A Camargo Corrêa integrou o
Consórcio Energia Sustentável do Brasil, vencedor do leilão de Jirau, em
2008. A um custo de R$ 10 bilhões, a usina localizada no Rio Madeira
entrou em operação em 2013, mas as obras seguiram. O grupo acabou
deixando o consórcio, posteriormente.
A visita de Lula a Jirau
ocorreu, de fato, três dias depois. Em discurso, o então presidente
citou os nomes de pelo menos três políticos de Rondônia incluídos na
lista mencionada pelo executivo da Camargo Corrêa. "Deixa eu dizer duas
coisas para vocês: eu dizia ao Governador, dizia ao Prefeito, e vinha
discutindo no avião com o senador Expedito, com a Fátima Cleide e com o
Raupp. Ou seja, eu vinha discutindo o seguinte: Eu quero ver como é que
estará o Estado de Rondônia daqui a 15 anos."
Lula disse que o
investimento na usina alcançou R$ 10 bilhões e citou outro nome da lista
de seus supostos convidados, Jair Meneguelli. "É uma coisa
extraordinária, que eu nem sabia, que aconteceu aqui, agora, que eu
quero valorizar muito: o acordo feito pelo Sebrae e pelas empresas para
formar aqui 100 microempresários, prepará-los para que eles possam
ajudar a dinamizar os investimentos e os empreendimentos aqui no estado
de Rondônia. E, sobretudo, o acordo feito pelo Meneguelli, em nome do
Sesi, com os empresários também, para a formação de 10 mil trabalhadores
aqui, no estado de Rondônia."
"A então ministra-chefe da Casa
Civil, Dilma Rousseff, acompanhou o então presidente Luiz Inácio Lula da
Silva, em visita oficial aos canteiros de obras de Santo Antônio e
Jirau. Integraram a comitiva Marcos Raposo, servidor de carreira do
Itamaraty, atualmente embaixador do Brasil em Lima, e o servidor
Anderson Dornelles, hoje assessor especial da Presidenta da República,
que não fez uso do helicóptero da companhia. Nenhuma norma legal foi
infringida pelos referidos servidores, conforme o Código de Conduta da
Administração Federal."
Outro lado
O
presidente da Comissão de Ética Pública da Presidência, Américo Lacombe,
informou que na próxima segunda-feira, 13, irá analisar se houve alguma
irregularidade no episódio. "Vamos analisar diante dos fatos concretos
que forem fornecidos. Depende dos fatos. Julgamos fatos, não julgamos
hipóteses."
Preliminarmente, Lacombe avalia que não houve
irregularidade se, de fato, foi usado um helicóptero da Camargo Corrêa
para levar convidados do então presidente Lula. "Ao que parece a
licitação (das obras de Jirau) já tinha ocorrido, a empresa já havia
ganho a concorrência."
Para o presidente da Comissão de Ética se
houve a cessão do helicóptero ela ocorreu após o processo de licitação,
portanto, a empreiteira não buscava favorecimento.
"Irregularidade
ocorreria se fosse uma visita antes da licitação a uma área no
helicóptero de um dos concorrentes", anotou Américo Lacombe. "Mas vamos
verificar esse episódio na semana que vem, reitero, com base em fatos,
não em hipóteses."
O Instituto Lula informou que o então
presidente Luiz Inácio Lula da Silva foi transportado no helicóptero da
Presidência e fez um sobrevoo das obras (de Jirau). A atividade constou
da agenda oficial, foi acompanhada pela imprensa e divulgada.

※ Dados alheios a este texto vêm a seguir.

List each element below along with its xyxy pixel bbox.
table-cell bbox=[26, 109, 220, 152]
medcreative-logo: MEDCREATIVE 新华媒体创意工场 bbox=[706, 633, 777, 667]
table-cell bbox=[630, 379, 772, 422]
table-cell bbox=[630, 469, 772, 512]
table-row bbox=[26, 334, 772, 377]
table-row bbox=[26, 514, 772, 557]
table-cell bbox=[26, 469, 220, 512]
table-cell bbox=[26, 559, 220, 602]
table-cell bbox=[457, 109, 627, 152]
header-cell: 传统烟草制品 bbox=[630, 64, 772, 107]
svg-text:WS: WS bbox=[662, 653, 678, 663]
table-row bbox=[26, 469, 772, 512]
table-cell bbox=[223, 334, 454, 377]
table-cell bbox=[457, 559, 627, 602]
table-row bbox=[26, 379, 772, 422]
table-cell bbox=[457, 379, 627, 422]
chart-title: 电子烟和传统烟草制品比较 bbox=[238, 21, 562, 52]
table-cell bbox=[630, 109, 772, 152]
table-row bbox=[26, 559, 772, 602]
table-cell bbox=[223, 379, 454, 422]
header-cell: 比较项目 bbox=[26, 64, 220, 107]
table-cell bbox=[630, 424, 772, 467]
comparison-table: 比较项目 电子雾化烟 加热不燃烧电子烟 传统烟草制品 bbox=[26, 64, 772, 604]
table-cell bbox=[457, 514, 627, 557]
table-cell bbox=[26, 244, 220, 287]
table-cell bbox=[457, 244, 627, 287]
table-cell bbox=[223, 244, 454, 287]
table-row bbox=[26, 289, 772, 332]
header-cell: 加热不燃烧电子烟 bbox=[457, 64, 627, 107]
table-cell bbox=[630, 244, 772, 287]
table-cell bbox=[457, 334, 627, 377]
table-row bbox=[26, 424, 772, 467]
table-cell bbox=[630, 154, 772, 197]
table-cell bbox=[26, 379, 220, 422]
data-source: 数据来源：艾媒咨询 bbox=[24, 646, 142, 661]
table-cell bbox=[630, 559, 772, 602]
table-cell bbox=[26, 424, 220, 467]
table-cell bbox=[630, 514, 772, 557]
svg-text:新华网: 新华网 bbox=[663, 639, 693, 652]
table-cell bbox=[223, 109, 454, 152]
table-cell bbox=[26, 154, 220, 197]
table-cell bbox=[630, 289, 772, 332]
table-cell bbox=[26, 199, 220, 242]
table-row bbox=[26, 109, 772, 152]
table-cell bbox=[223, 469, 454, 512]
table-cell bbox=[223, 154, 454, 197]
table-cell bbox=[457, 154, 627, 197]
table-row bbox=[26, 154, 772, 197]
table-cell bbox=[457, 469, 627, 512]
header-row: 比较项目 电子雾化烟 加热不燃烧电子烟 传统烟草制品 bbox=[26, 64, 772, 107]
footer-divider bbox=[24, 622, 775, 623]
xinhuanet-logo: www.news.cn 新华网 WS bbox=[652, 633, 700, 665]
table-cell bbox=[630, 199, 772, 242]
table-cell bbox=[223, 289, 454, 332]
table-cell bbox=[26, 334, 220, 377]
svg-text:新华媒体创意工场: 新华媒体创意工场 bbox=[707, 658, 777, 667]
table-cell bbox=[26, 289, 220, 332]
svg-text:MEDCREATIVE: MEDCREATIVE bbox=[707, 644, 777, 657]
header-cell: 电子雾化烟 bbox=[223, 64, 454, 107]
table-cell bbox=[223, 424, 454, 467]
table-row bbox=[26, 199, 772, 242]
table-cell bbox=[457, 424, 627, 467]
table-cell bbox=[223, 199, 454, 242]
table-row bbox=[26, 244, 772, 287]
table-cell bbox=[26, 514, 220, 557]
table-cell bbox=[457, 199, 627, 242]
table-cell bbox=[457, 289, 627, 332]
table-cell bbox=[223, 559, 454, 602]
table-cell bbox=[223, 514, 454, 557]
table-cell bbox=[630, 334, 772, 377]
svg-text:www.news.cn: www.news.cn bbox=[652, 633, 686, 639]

A viagem, destacou o Instituto, foi para o lançamento da pedra fundamental da construção da usina de Jirau.
O Instituto informou que desconhece tanto o pedido quanto se o helicóptero foi disponibilizado.
Sobre
indagação se é normal o fato de o então chefe do cerimonial de Lula ter
solicitado um meio de transporte para seis pessoas que teriam sido
convidadas do presidente, o Instituto Lula sugeriu que a pergunta fosse
encaminhada ao próprio chefe do cerimonial na época.
Em junho,
quando a Polícia Federal juntou aos autos da Lava Jato um laudo que
apontava repasses da Camargo Corrêa, o Instituto Lula, por meio de sua
assessoria de imprensa, observou que os valores registrados na
contabilidade da empreiteira foram doados legalmente e não existe
relação entre a entidade e questões eleitorais.
Segundo a
assessoria, "os valores citados foram doados para o Instituto Lula para a
manutenção e desenvolvimentos de atividades institucionais, conforme
objeto social do seu estatuto, que estabelece, entre outras finalidades,
o estudo e compartilhamento de políticas públicas dedicadas à
erradicação da pobreza e da fome no mundo".
Quanto aos valores
para a empresa de eventos de Lula a assessoria informou que "os três
pagamentos para a LILS são referentes a quatro palestras feitas pelo
ex-presidente, todas elas eventos públicos e com seus respectivos
contratos".
"Essas doações e pagamentos foram devidamente contabilizados, declarados e recolhidos os impostos devidos."
A
nota informa ainda que "as doações ao Instituto Lula e as palestras do
ex-presidente não têm nenhuma relação com contratos da Petrobras".
Ainda
nessa ocasião, a Construtora Camargo Corrêa esclareceu que 'as
contribuições ao Instituto Lula referem-se a apoio institucional e ao
patrocínio de palestras do ex-presidente Luiz Inácio Lula da Silva no
exterior'.
Por sua Assessoria de Imprensa, a Construtora Camargo
Corrêa declarou: "Quanto a solicitação, a Construtora Camargo Corrêa não
teve prazo para confirmar a operação, mas esclarece que prestar o apoio
necessário é comum para deslocamentos em região de difícil acesso."
O
senador Valdir Raupp (RO),vice presidente nacional do PMDB, disse que
não se recorda de ter viajado em helicóptero da Camargo Corrêa. "Como é
que vou saber que cor é a vaca que eu tomo o leite?", questionou. "Eu me
lembro que uma vez viajei em uma empresa de táxi aéreo, posei na pista
de Jirau, mas em helicóptero eu não lembro.
Os ex-senadores Fátima
Cleide (PT/RO) e Expedito Júnior (PSDB/RO), ambos de Rondônia, não
foram localizados. A reportagem também não conseguiu contato com Jair
Meneghelli e José Manuel Martins. Com informações do Estadão Conteúdo.